Should states hold power over local governments to encourage green design?

Should states “take back” some of the power to regulate land use from local governments to help facilitate more environmentally sustainable building? That’s the question that will be debated during a panel discussion on the role of local and state land use regulation in fostering green building design to be held at Vanderbilt Law School April 1.

“The rapidly growing green building movement, coupled with projections that 75 percent of building stock nationally will be new or replaced within the next 20 years, makes this an important local and national issue,” said Vanderbilt environmental law professor and director of the Climate Change Research Network Michael Vandenbergh.

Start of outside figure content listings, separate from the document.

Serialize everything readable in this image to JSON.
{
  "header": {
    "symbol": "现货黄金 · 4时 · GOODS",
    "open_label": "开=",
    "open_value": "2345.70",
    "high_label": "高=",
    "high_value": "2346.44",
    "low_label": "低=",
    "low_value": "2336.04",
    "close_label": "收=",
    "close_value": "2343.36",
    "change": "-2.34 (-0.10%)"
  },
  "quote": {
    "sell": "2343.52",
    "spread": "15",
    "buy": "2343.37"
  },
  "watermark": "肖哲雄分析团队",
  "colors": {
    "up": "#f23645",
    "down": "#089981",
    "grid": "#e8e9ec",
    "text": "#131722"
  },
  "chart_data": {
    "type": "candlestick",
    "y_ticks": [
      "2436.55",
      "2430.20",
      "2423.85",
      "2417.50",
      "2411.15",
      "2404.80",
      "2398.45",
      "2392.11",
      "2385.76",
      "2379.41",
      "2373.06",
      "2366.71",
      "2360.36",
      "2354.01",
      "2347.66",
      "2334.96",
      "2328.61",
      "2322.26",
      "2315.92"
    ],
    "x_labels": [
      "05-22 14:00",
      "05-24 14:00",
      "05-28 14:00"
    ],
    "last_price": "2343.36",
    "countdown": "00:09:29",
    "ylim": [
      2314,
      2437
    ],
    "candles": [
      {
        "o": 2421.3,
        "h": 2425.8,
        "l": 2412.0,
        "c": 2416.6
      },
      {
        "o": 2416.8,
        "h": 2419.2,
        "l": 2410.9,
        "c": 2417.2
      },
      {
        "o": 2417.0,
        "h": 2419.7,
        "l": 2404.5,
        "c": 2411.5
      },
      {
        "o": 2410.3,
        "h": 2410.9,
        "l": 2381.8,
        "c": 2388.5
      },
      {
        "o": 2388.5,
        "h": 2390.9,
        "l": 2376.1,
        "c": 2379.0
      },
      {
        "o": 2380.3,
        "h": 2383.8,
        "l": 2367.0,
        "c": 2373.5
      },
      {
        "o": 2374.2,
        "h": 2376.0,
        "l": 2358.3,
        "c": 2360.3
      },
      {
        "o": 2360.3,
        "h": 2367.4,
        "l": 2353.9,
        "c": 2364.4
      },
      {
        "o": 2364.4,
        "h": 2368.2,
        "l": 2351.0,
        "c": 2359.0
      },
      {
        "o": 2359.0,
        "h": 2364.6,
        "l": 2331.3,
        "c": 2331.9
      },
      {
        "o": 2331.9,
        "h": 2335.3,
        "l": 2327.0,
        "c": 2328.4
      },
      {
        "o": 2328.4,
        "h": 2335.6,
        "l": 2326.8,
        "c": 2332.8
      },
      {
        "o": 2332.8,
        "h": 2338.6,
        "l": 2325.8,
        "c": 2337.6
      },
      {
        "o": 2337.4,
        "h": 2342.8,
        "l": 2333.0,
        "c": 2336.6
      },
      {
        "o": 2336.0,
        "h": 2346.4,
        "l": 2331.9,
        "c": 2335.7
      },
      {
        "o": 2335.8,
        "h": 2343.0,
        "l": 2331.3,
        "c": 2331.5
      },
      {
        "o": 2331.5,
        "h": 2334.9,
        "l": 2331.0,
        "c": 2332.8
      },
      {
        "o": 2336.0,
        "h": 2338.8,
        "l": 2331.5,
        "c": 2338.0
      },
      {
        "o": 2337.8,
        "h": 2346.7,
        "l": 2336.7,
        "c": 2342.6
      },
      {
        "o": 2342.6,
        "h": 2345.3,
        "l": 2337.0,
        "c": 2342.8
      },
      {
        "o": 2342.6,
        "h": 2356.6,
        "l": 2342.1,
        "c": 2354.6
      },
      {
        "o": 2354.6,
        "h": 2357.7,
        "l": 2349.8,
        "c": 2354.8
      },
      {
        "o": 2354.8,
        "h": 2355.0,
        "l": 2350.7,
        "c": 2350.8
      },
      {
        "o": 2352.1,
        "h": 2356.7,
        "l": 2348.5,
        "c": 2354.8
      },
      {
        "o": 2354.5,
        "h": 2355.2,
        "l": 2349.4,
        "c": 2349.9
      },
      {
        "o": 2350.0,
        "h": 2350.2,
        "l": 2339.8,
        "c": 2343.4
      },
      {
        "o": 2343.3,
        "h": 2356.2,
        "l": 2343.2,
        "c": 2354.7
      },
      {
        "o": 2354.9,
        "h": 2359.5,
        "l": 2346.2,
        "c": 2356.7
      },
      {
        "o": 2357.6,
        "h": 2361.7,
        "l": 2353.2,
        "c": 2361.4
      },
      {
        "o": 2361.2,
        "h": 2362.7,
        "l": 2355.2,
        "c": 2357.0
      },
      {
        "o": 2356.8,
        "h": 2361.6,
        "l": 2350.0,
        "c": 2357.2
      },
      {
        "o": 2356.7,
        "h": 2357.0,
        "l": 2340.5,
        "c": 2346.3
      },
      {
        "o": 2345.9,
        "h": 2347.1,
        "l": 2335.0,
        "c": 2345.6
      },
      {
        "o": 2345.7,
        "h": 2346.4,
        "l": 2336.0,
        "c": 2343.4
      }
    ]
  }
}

The discussion will be held on Thursday, April 1, at 11:30 a.m. in Vanderbilt Law School’s Flynn Auditorium. The event is sponsored by Vanderbilt Law School and the Environmental Law Institute and is free and open to the public.

Guest speakers include:

  • Mayor Karl Dean, Class of 1981
  • Chris Guthrie, dean, Vanderbilt University Law School
  • Michael P. Vandenbergh, Vanderbilt’s Tarkington Professor of Law
  • Linda K. Breggin, senior attorney, Environmental Law Institute
  • Sara C. Bronin, author and associate professor of law, University of Connecticut
  • Lavea Brachman, Brookings Institution and co-director, Greater Ohio
  • Bert Mathews, president, The Mathews Company

The panel is part of the Environmental Law and Policy Annual Review project, which is designed to bridge the gap between academics and policymakers through discussion of the best environmental law and policy ideas from the legal academy each year.